A Missing Entity is:
- Relevant: to the main story.
- Specific: descriptive yet concise (5 words or fewer).
- Novel: not in the previous summary.
- Faithful: present in the Article.
- Anywhere: located anywhere in the Article.
Guidelines:
- The first summary should be long (4-5 sentences, ~80 words) yet highly non-specific, containing little information beyond the entities marked as missing. Use overly verbose language and fillers (e.g., "this article discusses") to reach ~80 words.
- Make every word count: re-write the previous summary to improve flow and make space for additional entities.
- Make space with fusion, compression, and removal of uninformative phrases like "the article discusses".
- The summaries should become highly dense and concise yet self-contained, e.g., easily understood without the Article.
- Missing entities can appear anywhere in the new summary.
- Never drop entities from the previous summary. If space cannot be made, add fewer new entities. Remember, use the exact same number of words for each summary.
Answer in JSON. The JSON should be a list ( length 5) of dictionaries whose keys are "Missing_Entities" and "Denser_Summary"

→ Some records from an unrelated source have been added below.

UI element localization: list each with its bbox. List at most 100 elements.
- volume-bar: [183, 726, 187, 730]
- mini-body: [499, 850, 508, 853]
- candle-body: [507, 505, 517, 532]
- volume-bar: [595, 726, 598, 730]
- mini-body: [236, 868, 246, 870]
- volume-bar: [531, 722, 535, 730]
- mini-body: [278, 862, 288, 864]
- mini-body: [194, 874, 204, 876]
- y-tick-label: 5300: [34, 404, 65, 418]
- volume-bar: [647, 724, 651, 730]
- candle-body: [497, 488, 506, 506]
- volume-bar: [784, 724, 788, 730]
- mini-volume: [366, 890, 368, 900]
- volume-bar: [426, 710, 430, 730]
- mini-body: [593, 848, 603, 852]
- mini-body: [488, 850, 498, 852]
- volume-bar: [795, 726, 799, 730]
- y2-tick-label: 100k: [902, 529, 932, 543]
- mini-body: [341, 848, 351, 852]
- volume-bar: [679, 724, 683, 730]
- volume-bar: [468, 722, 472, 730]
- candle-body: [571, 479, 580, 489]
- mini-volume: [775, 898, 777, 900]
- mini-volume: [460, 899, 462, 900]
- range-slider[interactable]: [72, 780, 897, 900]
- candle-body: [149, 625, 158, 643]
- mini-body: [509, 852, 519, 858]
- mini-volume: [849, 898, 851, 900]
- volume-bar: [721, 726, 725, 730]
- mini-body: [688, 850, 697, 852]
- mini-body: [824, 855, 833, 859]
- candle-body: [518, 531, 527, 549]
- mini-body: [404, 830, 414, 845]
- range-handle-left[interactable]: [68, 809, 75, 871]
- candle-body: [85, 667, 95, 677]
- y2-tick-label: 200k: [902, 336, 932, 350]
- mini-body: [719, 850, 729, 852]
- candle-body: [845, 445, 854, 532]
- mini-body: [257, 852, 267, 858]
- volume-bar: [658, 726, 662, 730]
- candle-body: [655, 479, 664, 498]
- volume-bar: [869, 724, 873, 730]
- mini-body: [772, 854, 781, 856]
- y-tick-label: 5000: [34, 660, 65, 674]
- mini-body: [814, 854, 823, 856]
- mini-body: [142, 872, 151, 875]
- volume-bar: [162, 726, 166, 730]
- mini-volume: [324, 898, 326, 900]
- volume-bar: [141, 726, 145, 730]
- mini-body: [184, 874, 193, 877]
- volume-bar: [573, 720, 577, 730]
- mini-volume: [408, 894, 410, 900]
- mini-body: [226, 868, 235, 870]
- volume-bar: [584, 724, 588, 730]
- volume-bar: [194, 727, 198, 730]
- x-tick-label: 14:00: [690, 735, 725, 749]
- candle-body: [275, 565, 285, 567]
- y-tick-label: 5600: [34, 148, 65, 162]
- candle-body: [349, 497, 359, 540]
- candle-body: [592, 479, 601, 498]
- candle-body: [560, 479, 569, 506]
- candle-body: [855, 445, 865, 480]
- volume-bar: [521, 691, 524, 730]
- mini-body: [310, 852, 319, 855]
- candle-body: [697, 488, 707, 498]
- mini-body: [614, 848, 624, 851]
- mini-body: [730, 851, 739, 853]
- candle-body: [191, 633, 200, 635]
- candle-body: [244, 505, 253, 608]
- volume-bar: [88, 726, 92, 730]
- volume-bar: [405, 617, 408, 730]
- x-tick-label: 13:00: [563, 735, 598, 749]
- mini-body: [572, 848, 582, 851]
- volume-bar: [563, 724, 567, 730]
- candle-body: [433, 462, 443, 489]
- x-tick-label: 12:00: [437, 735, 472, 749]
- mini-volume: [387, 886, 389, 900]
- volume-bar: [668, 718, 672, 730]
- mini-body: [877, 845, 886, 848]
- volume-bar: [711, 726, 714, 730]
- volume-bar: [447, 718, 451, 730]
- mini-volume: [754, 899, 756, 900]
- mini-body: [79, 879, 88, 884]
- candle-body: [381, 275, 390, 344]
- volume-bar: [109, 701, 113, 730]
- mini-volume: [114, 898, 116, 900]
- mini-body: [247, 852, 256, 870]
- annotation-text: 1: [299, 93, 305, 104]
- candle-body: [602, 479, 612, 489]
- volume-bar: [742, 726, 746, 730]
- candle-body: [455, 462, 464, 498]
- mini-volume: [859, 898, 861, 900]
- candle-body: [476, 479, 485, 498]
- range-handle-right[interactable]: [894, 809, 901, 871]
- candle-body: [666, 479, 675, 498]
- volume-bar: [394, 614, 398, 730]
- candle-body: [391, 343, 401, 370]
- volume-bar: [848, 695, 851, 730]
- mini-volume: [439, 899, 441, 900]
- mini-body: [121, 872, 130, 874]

Tip: Include the article in XML tags such as <Article></Article>
for good results
When applied to an article titled "iPhone 15 hands-on: pre-orders, release date, price", the following output was produced:
The 3rd output seems to be the best.
Evaluating the Quality of CoD Summaries
The quality of CoD summaries was put to the test through both human and GPT-4 evaluations. Human annotators were presented with randomly shuffled CoD summaries from 100 CNN/DailyMail articles. Their feedback was enlightening: for 3 out of 4 annotators, the first iteration of CoD received the most first-place votes across the 100 examples. However, in aggregate, 61% of top-ranked summaries had undergone at least three iterations. This suggests that a significant portion of annotators favoured summaries that had undergone further densification. The inferred entity density, calculated as the ratio of entities mentioned per token, after three iterations was approximately 0.15, closely mirroring human-written summaries (0.151) and surpassing those produced by a vanilla GPT-4 prompt.
GPT-4 itself showcased its versatility by being able to evaluate the quality of summaries. When prompted, it provided ratings, revealing a preference for the middle iterations with scores of 4.78, 4.77, and 4.76, while the first and last iterations were less favoured. This dual approach to evaluation, combining human insights with machine precision and specific ratings, offers a comprehensive understanding of summary quality.
Limitations and Future Directions
While the CoD method has shown promise, it's worth noting that its analysis has been limited to news summarization. Additionally, CoD has been exclusively tested on GPT-4, a closed-source model, and hasn't been evaluated on other large language models (LLMs). There's potential for its application across various domains, and the quest continues to determine the optimal density for summaries. The broader applicability of CoD on different LLMs remains an area ripe for exploration.
Conclusion
The Chain of Density prompting method offers a fresh perspective on automated text summarization. It's an invitation for readers and researchers alike to experiment with CoD and GPT-4, pushing the boundaries of what's possible in the realm of concise, high-quality summaries.